Coach Rand Pecknold speaks with the media.

When Rand Pecknold took over as head coach of the Quinnipiac men’s ice hockey team in 1994, he was still a full-time history teacher at North Haven High School. It was hard to fill the roster, much less attract premier talent. And in the absence of a home arena, booking ice time at local rinks was, well, complicated.

“I'm not gonna lie,” Pecknold told Forbes in a riveting profile published Wednesday, on the eve of the second-seeded Bobcats’ Frozen Four matchup with No. 3 Michigan (ESPN2, ESPN-Plus, 8:30 p.m.) “It was a grind. But my two biggest things when I took over my first year was I gotta get some recruits in because the team hadn’t been very successful in the recent years before I got here. And number two was we got to get a better practice slot. I remember in year two, we got a 9:40 p.m. slot at another rink. It sounds crazy, but man, it was 100 times better.”

The article by contributor Tim Casey, entitled “How Quinnipiac University Became A Men’s College Hockey Power, Advanced To Frozen Four,” traces the lineage of an unlikely contender from the unique vantage point of the program’s 56-year-old patriarch.

The Bobcats are making their third appearance in the national semifinals in the span of a decade, marking a stunning rise from the dregs of Division II to college hockey’s upper echelon. Pecknold was the caretaker for the transformation, which included the construction of the state-of-the-art York Hill facility where prospects from around the world come .

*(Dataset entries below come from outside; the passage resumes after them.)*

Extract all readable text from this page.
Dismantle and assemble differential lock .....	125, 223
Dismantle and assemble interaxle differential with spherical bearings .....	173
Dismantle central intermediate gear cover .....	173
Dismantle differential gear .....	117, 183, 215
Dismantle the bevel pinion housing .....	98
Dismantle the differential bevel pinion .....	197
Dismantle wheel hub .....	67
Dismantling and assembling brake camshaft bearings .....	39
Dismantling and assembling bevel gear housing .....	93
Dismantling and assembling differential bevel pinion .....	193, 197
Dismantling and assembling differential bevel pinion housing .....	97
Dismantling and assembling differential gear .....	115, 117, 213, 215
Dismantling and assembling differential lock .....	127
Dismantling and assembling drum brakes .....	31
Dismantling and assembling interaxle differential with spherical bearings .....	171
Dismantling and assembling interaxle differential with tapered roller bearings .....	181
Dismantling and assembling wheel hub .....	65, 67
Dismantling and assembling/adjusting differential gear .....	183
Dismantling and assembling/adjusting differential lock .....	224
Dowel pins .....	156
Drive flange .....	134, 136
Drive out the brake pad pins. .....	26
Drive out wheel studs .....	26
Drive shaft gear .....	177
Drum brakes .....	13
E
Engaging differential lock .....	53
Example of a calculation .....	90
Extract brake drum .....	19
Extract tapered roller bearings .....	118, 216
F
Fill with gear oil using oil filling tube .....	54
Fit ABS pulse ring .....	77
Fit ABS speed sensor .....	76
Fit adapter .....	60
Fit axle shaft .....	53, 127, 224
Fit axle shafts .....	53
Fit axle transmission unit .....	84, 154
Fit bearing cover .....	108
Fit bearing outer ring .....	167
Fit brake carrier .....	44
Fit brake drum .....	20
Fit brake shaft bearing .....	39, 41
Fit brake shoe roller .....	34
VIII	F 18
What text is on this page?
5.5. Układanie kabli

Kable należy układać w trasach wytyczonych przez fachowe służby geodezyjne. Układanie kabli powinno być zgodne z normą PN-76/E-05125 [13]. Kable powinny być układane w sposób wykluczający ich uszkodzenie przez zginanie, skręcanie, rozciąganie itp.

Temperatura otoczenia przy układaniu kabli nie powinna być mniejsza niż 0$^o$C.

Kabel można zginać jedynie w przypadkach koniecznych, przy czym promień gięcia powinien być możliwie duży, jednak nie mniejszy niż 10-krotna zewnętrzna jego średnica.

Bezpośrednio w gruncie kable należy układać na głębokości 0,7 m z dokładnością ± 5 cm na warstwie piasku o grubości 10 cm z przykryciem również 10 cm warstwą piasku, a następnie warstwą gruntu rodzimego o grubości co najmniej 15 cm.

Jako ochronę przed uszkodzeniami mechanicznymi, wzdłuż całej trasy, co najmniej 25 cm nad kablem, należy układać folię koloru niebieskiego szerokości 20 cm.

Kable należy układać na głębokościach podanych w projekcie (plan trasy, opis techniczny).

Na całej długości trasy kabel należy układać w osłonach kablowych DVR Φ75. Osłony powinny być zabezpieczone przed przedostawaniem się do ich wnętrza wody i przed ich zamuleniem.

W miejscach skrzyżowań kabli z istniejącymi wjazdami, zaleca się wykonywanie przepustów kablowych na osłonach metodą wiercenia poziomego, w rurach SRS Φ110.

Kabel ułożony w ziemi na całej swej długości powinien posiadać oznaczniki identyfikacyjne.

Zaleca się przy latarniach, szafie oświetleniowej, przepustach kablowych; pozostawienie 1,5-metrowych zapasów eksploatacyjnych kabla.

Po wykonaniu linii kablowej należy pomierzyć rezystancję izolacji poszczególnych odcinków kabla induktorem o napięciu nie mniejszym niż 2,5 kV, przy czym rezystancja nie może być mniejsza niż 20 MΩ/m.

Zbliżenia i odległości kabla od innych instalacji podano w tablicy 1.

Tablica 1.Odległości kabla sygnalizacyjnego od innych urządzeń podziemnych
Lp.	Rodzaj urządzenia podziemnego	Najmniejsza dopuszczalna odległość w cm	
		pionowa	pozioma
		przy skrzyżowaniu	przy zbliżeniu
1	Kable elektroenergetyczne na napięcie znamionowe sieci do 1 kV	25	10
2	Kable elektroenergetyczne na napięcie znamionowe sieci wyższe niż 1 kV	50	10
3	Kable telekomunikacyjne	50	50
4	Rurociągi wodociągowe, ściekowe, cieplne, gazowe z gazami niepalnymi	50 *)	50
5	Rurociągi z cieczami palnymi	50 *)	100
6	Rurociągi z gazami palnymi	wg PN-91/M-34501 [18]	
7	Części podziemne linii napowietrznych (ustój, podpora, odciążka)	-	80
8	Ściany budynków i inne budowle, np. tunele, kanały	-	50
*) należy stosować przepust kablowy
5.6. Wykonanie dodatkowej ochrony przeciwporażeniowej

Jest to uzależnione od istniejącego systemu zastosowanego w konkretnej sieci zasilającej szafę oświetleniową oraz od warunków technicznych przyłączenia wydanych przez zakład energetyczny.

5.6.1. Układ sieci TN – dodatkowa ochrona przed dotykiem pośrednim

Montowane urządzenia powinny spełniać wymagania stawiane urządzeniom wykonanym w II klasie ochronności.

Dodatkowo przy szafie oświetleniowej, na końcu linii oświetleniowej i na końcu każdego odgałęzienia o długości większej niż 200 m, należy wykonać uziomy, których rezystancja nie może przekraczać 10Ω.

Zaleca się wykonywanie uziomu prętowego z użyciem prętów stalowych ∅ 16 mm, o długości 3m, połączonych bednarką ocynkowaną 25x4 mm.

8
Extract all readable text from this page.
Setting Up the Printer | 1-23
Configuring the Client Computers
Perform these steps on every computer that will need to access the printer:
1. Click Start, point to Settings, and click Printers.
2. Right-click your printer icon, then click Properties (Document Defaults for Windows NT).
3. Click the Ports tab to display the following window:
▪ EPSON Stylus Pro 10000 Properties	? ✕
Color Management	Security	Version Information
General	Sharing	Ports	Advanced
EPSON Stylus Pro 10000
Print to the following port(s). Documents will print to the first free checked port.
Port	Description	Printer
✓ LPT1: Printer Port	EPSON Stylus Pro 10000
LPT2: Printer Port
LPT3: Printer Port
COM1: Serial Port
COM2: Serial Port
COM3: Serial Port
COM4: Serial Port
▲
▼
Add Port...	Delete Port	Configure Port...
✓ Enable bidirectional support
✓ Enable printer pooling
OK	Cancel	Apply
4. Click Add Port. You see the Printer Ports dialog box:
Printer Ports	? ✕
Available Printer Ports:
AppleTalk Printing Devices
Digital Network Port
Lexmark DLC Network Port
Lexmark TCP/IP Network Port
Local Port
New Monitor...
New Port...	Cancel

Still, it’s worth revisiting the humble beginnings that laid the groundwork for Pecknold’s team-first approach. There are no superstars. No outsized egos. The players uphold and enforce a code of conduct that was established long before they arrived.

“We win because of our culture,” Pecknold said. “We have this phenomenal culture. We recruit high character, high hockey IQ kids that come in and they’re very selfless. We play a really good team game. We’re very detailed. And that allows us to compete with the Michigans and Minnesotas of the world.”